The first was written by Harold Campbell in 1947 (p.27):
The Co-operative Party advocates the sovereignty of the consumer. It declares that the state should be controlled in the interests of the consumer as a co-operative society is controlled in his interests. …
It bases its advocacy upon the socialist ground that consumer control is the only truly classless control. The consumer interest is all embracing: any other is a limited interest. … The specific role of the co-operative movement in politics is the advocation of libertarian socialism, based upon the classlessness of consumer sovereignty.
In the drive to make as much headway in five years towards a new and planned Britain by the Labour government, much that is kindly and human and liberal (in its wider sense) is in danger of being overlooked. … In the clash of interests apparent in the transition to the new order – the clash between capital and labour – the claim of the consumer to be the only non-sectional and therefore classless or unifying interest, is in danger of being ignored or – when it is heard – not understood.
The second is from the party’s annual report in 1979, which contained the following repudiation of the “Bennites” then seeking to dominate the Labour Party (p.54). (Note: I have a lot of admiration for Tony Benn. But I certainly find the following a more appealing account of socialism than the “Old Labour” path of nationalisation and state control):
We have regarded it as a principal function of the Party to demand the organisation and government of society so that the maximum degree of free and voluntary association is provided. Our Labour Party allies have not always followed this precept. This is largely because the emphasis of Labour Party thinking has been the interest of the producer in the form of the organised worker.
For many years we have questioned the validity of nationalisation as the ultimate development of socialism and claim that it does not in fact mean consumer control, since it encourages uniformity rather than diversity. …

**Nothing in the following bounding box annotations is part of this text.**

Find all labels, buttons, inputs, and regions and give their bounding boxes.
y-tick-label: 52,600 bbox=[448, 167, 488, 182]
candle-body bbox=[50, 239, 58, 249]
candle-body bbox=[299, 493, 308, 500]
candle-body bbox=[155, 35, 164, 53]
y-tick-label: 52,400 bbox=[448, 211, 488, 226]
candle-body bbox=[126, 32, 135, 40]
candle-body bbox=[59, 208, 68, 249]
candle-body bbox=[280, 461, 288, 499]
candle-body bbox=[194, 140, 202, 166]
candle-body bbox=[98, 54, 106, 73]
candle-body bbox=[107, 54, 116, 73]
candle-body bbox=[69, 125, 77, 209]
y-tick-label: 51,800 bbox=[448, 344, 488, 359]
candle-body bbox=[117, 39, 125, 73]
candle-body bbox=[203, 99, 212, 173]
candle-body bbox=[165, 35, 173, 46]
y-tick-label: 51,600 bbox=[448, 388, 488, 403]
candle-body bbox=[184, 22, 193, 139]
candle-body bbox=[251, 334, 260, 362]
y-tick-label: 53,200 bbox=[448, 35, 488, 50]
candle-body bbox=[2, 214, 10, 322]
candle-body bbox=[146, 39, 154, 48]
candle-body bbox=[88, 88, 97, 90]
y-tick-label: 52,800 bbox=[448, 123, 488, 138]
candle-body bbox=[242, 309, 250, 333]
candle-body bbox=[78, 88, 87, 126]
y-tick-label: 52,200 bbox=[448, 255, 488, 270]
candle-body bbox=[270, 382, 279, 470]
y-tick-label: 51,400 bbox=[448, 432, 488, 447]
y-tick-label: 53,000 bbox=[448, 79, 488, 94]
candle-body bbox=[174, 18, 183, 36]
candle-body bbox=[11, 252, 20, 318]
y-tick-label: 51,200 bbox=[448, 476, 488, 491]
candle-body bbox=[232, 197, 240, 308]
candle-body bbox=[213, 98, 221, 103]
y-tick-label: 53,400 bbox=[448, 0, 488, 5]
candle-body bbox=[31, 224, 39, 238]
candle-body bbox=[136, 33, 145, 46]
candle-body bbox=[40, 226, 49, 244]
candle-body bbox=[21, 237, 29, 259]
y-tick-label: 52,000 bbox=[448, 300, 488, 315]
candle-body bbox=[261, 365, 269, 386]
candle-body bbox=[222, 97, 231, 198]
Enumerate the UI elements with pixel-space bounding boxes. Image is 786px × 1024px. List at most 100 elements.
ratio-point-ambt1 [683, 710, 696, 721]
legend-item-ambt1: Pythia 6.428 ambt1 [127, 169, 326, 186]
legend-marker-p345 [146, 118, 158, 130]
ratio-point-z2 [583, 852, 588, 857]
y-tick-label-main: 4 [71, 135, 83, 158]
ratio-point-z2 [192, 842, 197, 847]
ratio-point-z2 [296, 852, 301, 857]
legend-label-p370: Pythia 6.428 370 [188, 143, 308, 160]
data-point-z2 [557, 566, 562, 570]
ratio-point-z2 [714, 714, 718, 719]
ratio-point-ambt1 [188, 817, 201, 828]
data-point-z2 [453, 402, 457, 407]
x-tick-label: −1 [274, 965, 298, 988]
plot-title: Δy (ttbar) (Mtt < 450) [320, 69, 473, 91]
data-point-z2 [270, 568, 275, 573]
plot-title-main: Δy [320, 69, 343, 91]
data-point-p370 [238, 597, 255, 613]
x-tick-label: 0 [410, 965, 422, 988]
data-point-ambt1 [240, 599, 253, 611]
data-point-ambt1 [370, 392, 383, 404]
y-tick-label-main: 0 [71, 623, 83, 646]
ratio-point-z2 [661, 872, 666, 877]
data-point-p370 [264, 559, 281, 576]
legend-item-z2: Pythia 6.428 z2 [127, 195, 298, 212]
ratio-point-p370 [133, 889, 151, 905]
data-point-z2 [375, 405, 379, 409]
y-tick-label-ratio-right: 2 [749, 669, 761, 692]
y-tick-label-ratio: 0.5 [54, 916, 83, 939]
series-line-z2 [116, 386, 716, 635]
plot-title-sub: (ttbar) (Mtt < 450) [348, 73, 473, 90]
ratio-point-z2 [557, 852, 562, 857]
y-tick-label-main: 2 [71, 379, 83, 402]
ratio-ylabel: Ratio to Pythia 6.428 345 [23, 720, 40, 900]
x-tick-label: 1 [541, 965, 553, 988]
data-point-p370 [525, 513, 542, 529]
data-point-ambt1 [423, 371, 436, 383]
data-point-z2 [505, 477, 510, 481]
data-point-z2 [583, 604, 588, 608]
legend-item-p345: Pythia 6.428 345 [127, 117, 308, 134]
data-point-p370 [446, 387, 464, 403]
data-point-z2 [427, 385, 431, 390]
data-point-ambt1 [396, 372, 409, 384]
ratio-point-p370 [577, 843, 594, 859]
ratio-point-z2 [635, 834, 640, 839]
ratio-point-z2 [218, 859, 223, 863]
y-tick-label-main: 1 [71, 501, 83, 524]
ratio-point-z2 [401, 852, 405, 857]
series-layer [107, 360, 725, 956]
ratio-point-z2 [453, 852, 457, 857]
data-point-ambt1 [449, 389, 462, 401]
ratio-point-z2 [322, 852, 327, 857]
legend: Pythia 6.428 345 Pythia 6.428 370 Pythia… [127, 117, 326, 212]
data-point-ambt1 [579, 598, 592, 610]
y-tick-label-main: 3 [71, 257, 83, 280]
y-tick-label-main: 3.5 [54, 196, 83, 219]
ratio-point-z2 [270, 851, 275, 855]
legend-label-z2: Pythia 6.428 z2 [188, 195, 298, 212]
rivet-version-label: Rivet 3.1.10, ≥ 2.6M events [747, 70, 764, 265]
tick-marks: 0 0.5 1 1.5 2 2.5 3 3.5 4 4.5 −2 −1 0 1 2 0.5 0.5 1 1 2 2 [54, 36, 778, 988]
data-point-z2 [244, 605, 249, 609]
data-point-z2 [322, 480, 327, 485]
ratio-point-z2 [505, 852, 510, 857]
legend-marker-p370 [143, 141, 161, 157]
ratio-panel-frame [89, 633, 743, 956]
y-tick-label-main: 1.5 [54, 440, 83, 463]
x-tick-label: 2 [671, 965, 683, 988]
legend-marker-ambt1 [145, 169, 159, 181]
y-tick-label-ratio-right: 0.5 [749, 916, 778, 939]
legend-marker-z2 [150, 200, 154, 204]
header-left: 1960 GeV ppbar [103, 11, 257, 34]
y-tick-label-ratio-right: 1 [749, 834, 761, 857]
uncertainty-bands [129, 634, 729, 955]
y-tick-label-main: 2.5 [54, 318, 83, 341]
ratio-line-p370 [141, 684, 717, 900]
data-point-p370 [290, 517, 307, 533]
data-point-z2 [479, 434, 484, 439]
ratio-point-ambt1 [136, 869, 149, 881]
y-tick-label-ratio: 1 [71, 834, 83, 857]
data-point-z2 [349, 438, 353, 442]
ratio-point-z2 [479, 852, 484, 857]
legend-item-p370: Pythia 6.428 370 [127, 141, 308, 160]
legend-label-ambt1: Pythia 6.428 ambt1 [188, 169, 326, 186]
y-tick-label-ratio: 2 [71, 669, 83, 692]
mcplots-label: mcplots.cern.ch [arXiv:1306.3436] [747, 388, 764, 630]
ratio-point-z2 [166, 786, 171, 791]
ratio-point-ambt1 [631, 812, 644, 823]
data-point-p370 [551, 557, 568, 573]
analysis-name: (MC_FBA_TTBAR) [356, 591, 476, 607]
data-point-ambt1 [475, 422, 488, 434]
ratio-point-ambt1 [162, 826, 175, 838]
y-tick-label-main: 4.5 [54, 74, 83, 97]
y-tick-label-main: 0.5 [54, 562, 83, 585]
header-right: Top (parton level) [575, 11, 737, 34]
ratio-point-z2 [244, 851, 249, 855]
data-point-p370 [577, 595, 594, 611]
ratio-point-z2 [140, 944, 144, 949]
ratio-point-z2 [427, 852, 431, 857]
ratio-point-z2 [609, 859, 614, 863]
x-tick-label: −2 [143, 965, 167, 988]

Co-operators are by natural inclination social democrats. They believe that power belongs to the people, authority rests on consent and should be granted, sparingly, to those leaders chosen by the community. And those leaders should at all times be accountable. …
We advocate co-operation as the form of social ownership most likely to succeed. It will succeed because it attracts the support of those engaged in the enterprise. The Co-operative form of social ownership is the alternative to nationalisation and state ownership. Nationalisation is right for some industries but not for all. … The state is not always the same thing as the community.
The common themes in these statements, separated by 30 years and written in very different contexts, seem to be:
- a “libertarian socialism”, based on voluntary co-operation rather than state ownership;
- the “sovereignty of the consumer”, in which our interests as consumers are seen as a unifying force, contrasted with our opposing interests as “capital” or “labour”;
- a scepticism about nationalisation, seeing it as leading to “uniformity rather than diversity”, and as harmful for “much that is kindly and human and liberal”; and
- the need for power to be granted to the state “sparingly” and with full accountability.
If “socialism” – a word which, let’s face it, can be something of an empty container into which a wide variety of conflicting ideas can be poured – has any future, then it has to be along these lines.